Oscar Piastri a été rappelé à l’ordre à Monza après avoir quitté les stands avant l’heure. La FIA s’est limitée à une simple réprimande.

Oscar Piastri a été placé sous enquête de la FIA vendredi à Monza, à la suite d’un incident survenu lors de la deuxième séance d’essais libres. Le pilote McLaren a été convoqué pour avoir quitté les stands avant l’heure officielle de relance de la session.
Tout est parti d’un drapeau rouge brandi après dix minutes, lorsque Andrea Kimi Antonelli a perdu le contrôle de sa Mercedes à Lesmo 2 et a terminé sa course dans le bac à gravier.
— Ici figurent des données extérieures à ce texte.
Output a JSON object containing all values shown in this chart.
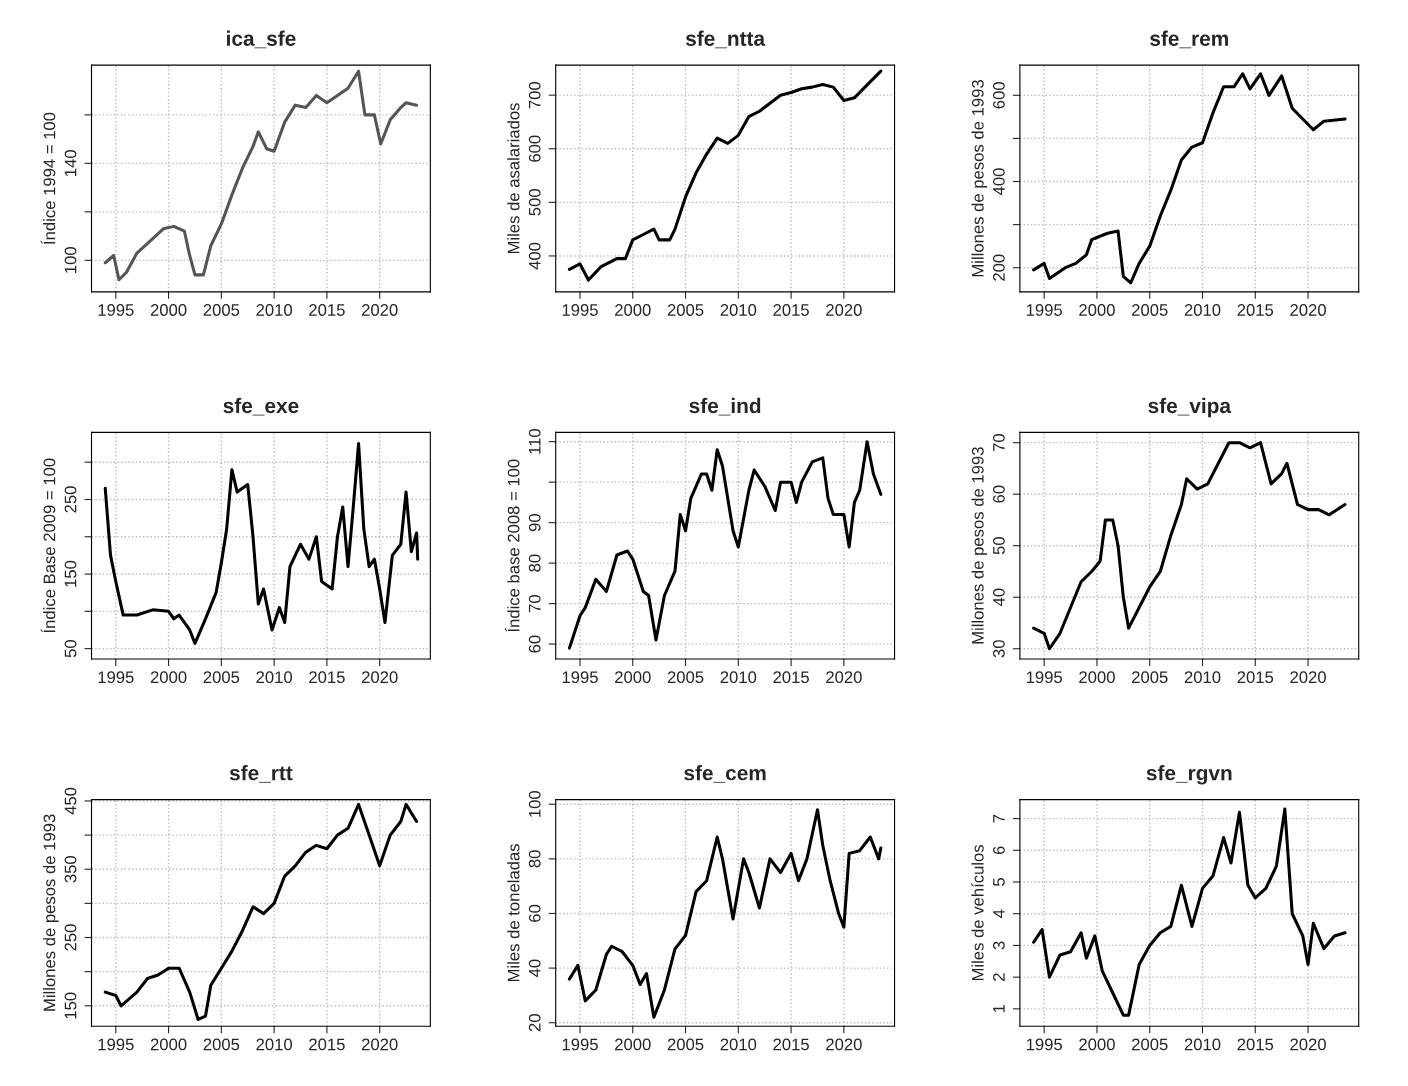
{
  "chart_data": [
    {
      "type": "line",
      "title": "ica_sfe",
      "ylabel": "Índice 1994 = 100",
      "xlim": [
        1992.7,
        2024.8
      ],
      "xticks": [
        1995,
        2000,
        2005,
        2010,
        2015,
        2020
      ],
      "ylim": [
        87,
        180.5
      ],
      "yticks": [
        100,
        {
          "value": 120,
          "label": null
        },
        140,
        {
          "value": 160,
          "label": null
        }
      ],
      "grid": true,
      "x": [
        1994,
        1994.8,
        1995.3,
        1996,
        1997,
        1998.5,
        1999.5,
        2000.5,
        2001.5,
        2002,
        2002.5,
        2003.3,
        2004,
        2005,
        2006,
        2007,
        2008,
        2008.5,
        2009.3,
        2010,
        2011,
        2012,
        2013,
        2014,
        2015,
        2016,
        2017,
        2018,
        2018.6,
        2019.5,
        2020.1,
        2021,
        2022,
        2022.5,
        2023.5
      ],
      "series": [
        {
          "color": "#555555",
          "values": [
            99,
            102,
            92,
            95,
            103,
            109,
            113,
            114,
            112,
            102,
            94,
            94,
            106,
            115,
            127,
            138,
            147,
            153,
            146,
            145,
            157,
            164,
            163,
            168,
            165,
            168,
            171,
            178,
            160,
            160,
            148,
            158,
            163,
            165,
            164
          ]
        }
      ]
    },
    {
      "type": "line",
      "title": "sfe_ntta",
      "ylabel": "Miles de asalariados",
      "xlim": [
        1992.7,
        2024.8
      ],
      "xticks": [
        1995,
        2000,
        2005,
        2010,
        2015,
        2020
      ],
      "ylim": [
        333,
        756
      ],
      "yticks": [
        400,
        500,
        600,
        700
      ],
      "grid": true,
      "x": [
        1994,
        1995,
        1995.8,
        1997,
        1998.5,
        1999.3,
        2000,
        2001,
        2002,
        2002.5,
        2003.5,
        2004,
        2005,
        2006,
        2007,
        2008,
        2009,
        2010,
        2011,
        2012,
        2013,
        2014,
        2015,
        2016,
        2017,
        2018,
        2019,
        2020,
        2021,
        2022,
        2023.5
      ],
      "series": [
        {
          "color": "#000000",
          "values": [
            375,
            385,
            355,
            380,
            395,
            395,
            430,
            440,
            450,
            430,
            430,
            450,
            510,
            555,
            590,
            620,
            610,
            625,
            660,
            670,
            685,
            700,
            705,
            712,
            715,
            720,
            715,
            690,
            695,
            715,
            745
          ]
        }
      ]
    },
    {
      "type": "line",
      "title": "sfe_rem",
      "ylabel": "Millones de pesos de 1993",
      "xlim": [
        1992.7,
        2024.8
      ],
      "xticks": [
        1995,
        2000,
        2005,
        2010,
        2015,
        2020
      ],
      "ylim": [
        144,
        670
      ],
      "yticks": [
        200,
        {
          "value": 300,
          "label": null
        },
        400,
        {
          "value": 500,
          "label": null
        },
        600
      ],
      "grid": true,
      "x": [
        1994,
        1995,
        1995.5,
        1997,
        1998,
        1999,
        1999.5,
        2001,
        2002,
        2002.5,
        2003.2,
        2004,
        2005,
        2006,
        2007,
        2008,
        2009,
        2010,
        2011,
        2012,
        2013,
        2013.8,
        2014.5,
        2015.5,
        2016.3,
        2017.5,
        2018.5,
        2019.5,
        2020.5,
        2021.5,
        2023.5
      ],
      "series": [
        {
          "color": "#000000",
          "values": [
            195,
            210,
            175,
            200,
            210,
            230,
            265,
            280,
            285,
            180,
            165,
            210,
            250,
            320,
            380,
            450,
            480,
            490,
            560,
            620,
            620,
            650,
            615,
            650,
            600,
            645,
            570,
            545,
            520,
            540,
            545
          ]
        }
      ]
    },
    {
      "type": "line",
      "title": "sfe_exe",
      "ylabel": "Índice Base 2009 = 100",
      "xlim": [
        1992.7,
        2024.8
      ],
      "xticks": [
        1995,
        2000,
        2005,
        2010,
        2015,
        2020
      ],
      "ylim": [
        36,
        340
      ],
      "yticks": [
        50,
        {
          "value": 100,
          "label": null
        },
        150,
        {
          "value": 200,
          "label": null
        },
        250,
        {
          "value": 300,
          "label": null
        }
      ],
      "grid": true,
      "x": [
        1994,
        1994.5,
        1995,
        1995.7,
        1997,
        1998.5,
        2000,
        2000.5,
        2001,
        2002,
        2002.5,
        2003.5,
        2004.5,
        2005,
        2005.5,
        2006,
        2006.5,
        2007.5,
        2008,
        2008.5,
        2009,
        2009.8,
        2010.5,
        2011,
        2011.5,
        2012.5,
        2013.3,
        2014,
        2014.5,
        2015.5,
        2016,
        2016.5,
        2017,
        2017.5,
        2018,
        2018.5,
        2019,
        2019.5,
        2020,
        2020.5,
        2021.2,
        2022,
        2022.5,
        2023,
        2023.5,
        2023.6
      ],
      "series": [
        {
          "color": "#000000",
          "values": [
            265,
            175,
            140,
            95,
            95,
            102,
            100,
            90,
            95,
            75,
            57,
            90,
            125,
            165,
            210,
            290,
            260,
            270,
            200,
            110,
            130,
            75,
            105,
            85,
            160,
            190,
            170,
            200,
            140,
            130,
            200,
            240,
            160,
            240,
            325,
            210,
            160,
            170,
            130,
            85,
            175,
            190,
            260,
            180,
            205,
            170
          ]
        }
      ]
    },
    {
      "type": "line",
      "title": "sfe_ind",
      "ylabel": "Índice base 2008 = 100",
      "xlim": [
        1992.7,
        2024.8
      ],
      "xticks": [
        1995,
        2000,
        2005,
        2010,
        2015,
        2020
      ],
      "ylim": [
        56.3,
        112.3
      ],
      "yticks": [
        60,
        70,
        80,
        90,
        {
          "value": 100,
          "label": null
        },
        110
      ],
      "grid": true,
      "x": [
        1994,
        1995,
        1995.5,
        1996.5,
        1997.5,
        1998.5,
        1999.5,
        2000,
        2001,
        2001.5,
        2002.2,
        2003,
        2004,
        2004.5,
        2005,
        2005.5,
        2006.5,
        2007,
        2007.5,
        2008,
        2008.5,
        2009.5,
        2010,
        2011,
        2011.5,
        2012.5,
        2013.5,
        2014,
        2015,
        2015.5,
        2016,
        2017,
        2018,
        2018.5,
        2019,
        2020,
        2020.5,
        2021,
        2021.5,
        2022.2,
        2022.8,
        2023.5
      ],
      "series": [
        {
          "color": "#000000",
          "values": [
            59,
            67,
            69,
            76,
            73,
            82,
            83,
            81,
            73,
            72,
            61,
            72,
            78,
            92,
            88,
            96,
            102,
            102,
            98,
            108,
            104,
            88,
            84,
            98,
            103,
            99,
            93,
            100,
            100,
            95,
            100,
            105,
            106,
            96,
            92,
            92,
            84,
            95,
            98,
            110,
            102,
            97
          ]
        }
      ]
    },
    {
      "type": "line",
      "title": "sfe_vipa",
      "ylabel": "Millones de pesos de 1993",
      "xlim": [
        1992.7,
        2024.8
      ],
      "xticks": [
        1995,
        2000,
        2005,
        2010,
        2015,
        2020
      ],
      "ylim": [
        28,
        72
      ],
      "yticks": [
        30,
        40,
        50,
        60,
        70
      ],
      "grid": true,
      "x": [
        1994,
        1995,
        1995.5,
        1996.5,
        1997.5,
        1998.5,
        1999.5,
        2000.3,
        2000.8,
        2001.5,
        2002,
        2002.5,
        2003,
        2004,
        2005,
        2006,
        2007,
        2008,
        2008.5,
        2009.5,
        2010.5,
        2011.5,
        2012.5,
        2013.5,
        2014.5,
        2015.5,
        2016.5,
        2017.5,
        2018,
        2019,
        2020,
        2021,
        2022,
        2023.5
      ],
      "series": [
        {
          "color": "#000000",
          "values": [
            34,
            33,
            30,
            33,
            38,
            43,
            45,
            47,
            55,
            55,
            50,
            40,
            34,
            38,
            42,
            45,
            52,
            58,
            63,
            61,
            62,
            66,
            70,
            70,
            69,
            70,
            62,
            64,
            66,
            58,
            57,
            57,
            56,
            58
          ]
        }
      ]
    },
    {
      "type": "line",
      "title": "sfe_rtt",
      "ylabel": "Millones de pesos de 1993",
      "xlim": [
        1992.7,
        2024.8
      ],
      "xticks": [
        1995,
        2000,
        2005,
        2010,
        2015,
        2020
      ],
      "ylim": [
        120,
        452
      ],
      "yticks": [
        150,
        {
          "value": 200,
          "label": null
        },
        250,
        {
          "value": 300,
          "label": null
        },
        350,
        {
          "value": 400,
          "label": null
        },
        450
      ],
      "grid": true,
      "x": [
        1994,
        1995,
        1995.5,
        1997,
        1998,
        1999,
        2000,
        2001,
        2002,
        2002.8,
        2003.5,
        2004,
        2005,
        2006,
        2007,
        2008,
        2009,
        2010,
        2011,
        2012,
        2013,
        2014,
        2015,
        2016,
        2017,
        2018,
        2019,
        2020,
        2021,
        2022,
        2022.5,
        2023.5
      ],
      "series": [
        {
          "color": "#000000",
          "values": [
            170,
            165,
            150,
            170,
            190,
            195,
            205,
            205,
            170,
            130,
            135,
            180,
            205,
            230,
            260,
            295,
            285,
            300,
            340,
            355,
            375,
            385,
            380,
            400,
            410,
            445,
            400,
            355,
            400,
            420,
            445,
            420
          ]
        }
      ]
    },
    {
      "type": "line",
      "title": "sfe_cem",
      "ylabel": "Miles de toneladas",
      "xlim": [
        1992.7,
        2024.8
      ],
      "xticks": [
        1995,
        2000,
        2005,
        2010,
        2015,
        2020
      ],
      "ylim": [
        18.7,
        101.7
      ],
      "yticks": [
        20,
        40,
        60,
        80,
        100
      ],
      "grid": true,
      "x": [
        1994,
        1994.8,
        1995.5,
        1996.5,
        1997.5,
        1998,
        1999,
        2000,
        2000.7,
        2001.3,
        2002,
        2003,
        2004,
        2005,
        2006,
        2007,
        2008,
        2008.5,
        2009.5,
        2010.5,
        2011,
        2012,
        2013,
        2014,
        2015,
        2015.7,
        2016.5,
        2017.5,
        2018,
        2018.7,
        2019.5,
        2020,
        2020.5,
        2021.5,
        2022.5,
        2023.3,
        2023.5
      ],
      "series": [
        {
          "color": "#000000",
          "values": [
            36,
            41,
            28,
            32,
            45,
            48,
            46,
            41,
            34,
            38,
            22,
            32,
            47,
            52,
            68,
            72,
            88,
            80,
            58,
            80,
            75,
            62,
            80,
            75,
            82,
            72,
            80,
            98,
            85,
            72,
            60,
            55,
            82,
            83,
            88,
            80,
            84
          ]
        }
      ]
    },
    {
      "type": "line",
      "title": "sfe_rgvn",
      "ylabel": "Miles de vehículos",
      "xlim": [
        1992.7,
        2024.8
      ],
      "xticks": [
        1995,
        2000,
        2005,
        2010,
        2015,
        2020
      ],
      "ylim": [
        0.45,
        7.6
      ],
      "yticks": [
        1,
        2,
        3,
        4,
        5,
        6,
        7
      ],
      "grid": true,
      "x": [
        1994,
        1994.8,
        1995.5,
        1996.5,
        1997.5,
        1998.5,
        1999,
        1999.8,
        2000.5,
        2001.5,
        2002.5,
        2003,
        2004,
        2005,
        2006,
        2007,
        2008,
        2009,
        2010,
        2011,
        2012,
        2012.7,
        2013.5,
        2014.3,
        2015,
        2016,
        2017,
        2017.8,
        2018.5,
        2019.5,
        2020,
        2020.5,
        2021.5,
        2022.5,
        2023.5
      ],
      "series": [
        {
          "color": "#000000",
          "values": [
            3.1,
            3.5,
            2.0,
            2.7,
            2.8,
            3.4,
            2.6,
            3.3,
            2.2,
            1.5,
            0.8,
            0.8,
            2.4,
            3.0,
            3.4,
            3.6,
            4.9,
            3.6,
            4.8,
            5.2,
            6.4,
            5.6,
            7.2,
            4.9,
            4.5,
            4.8,
            5.5,
            7.3,
            4.0,
            3.3,
            2.4,
            3.7,
            2.9,
            3.3,
            3.4
          ]
        }
      ]
    }
  ]
}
Alors que la piste était neutralisée et que les équipes patientaient, la McLaren n°81 s’est engagée sur la voie des stands à 17h13, soit une vingtaine de secondes trop tôt, puisque le feu vert officiel n’a été donné qu’à 17h14.
L’incident n’a pas échappé à Red Bull. À la radio, Gianpiero Lambiase, ingénieur de Max Verstappen, a aussitôt alerté son pilote : « Piastri est en tête de la file, Max. Il est sorti avant l’heure de reprise, c’est étudié. » Cela a immédiatement attiré l’attention des commissaires, qui ont convoqué Piastri et un représentant de McLaren après la session pour s’expliquer.
Durant l’audience, l’équipe a reconnu avoir agi trop vite en se fiant au message « piste dégagée » affiché sur leurs écrans, au lieu d’attendre l’horaire officiel communiqué par la direction de course. Piastri, lui, n’a pas cherché à nier, laissant son écurie assumer la responsabilité d’une erreur de procédure.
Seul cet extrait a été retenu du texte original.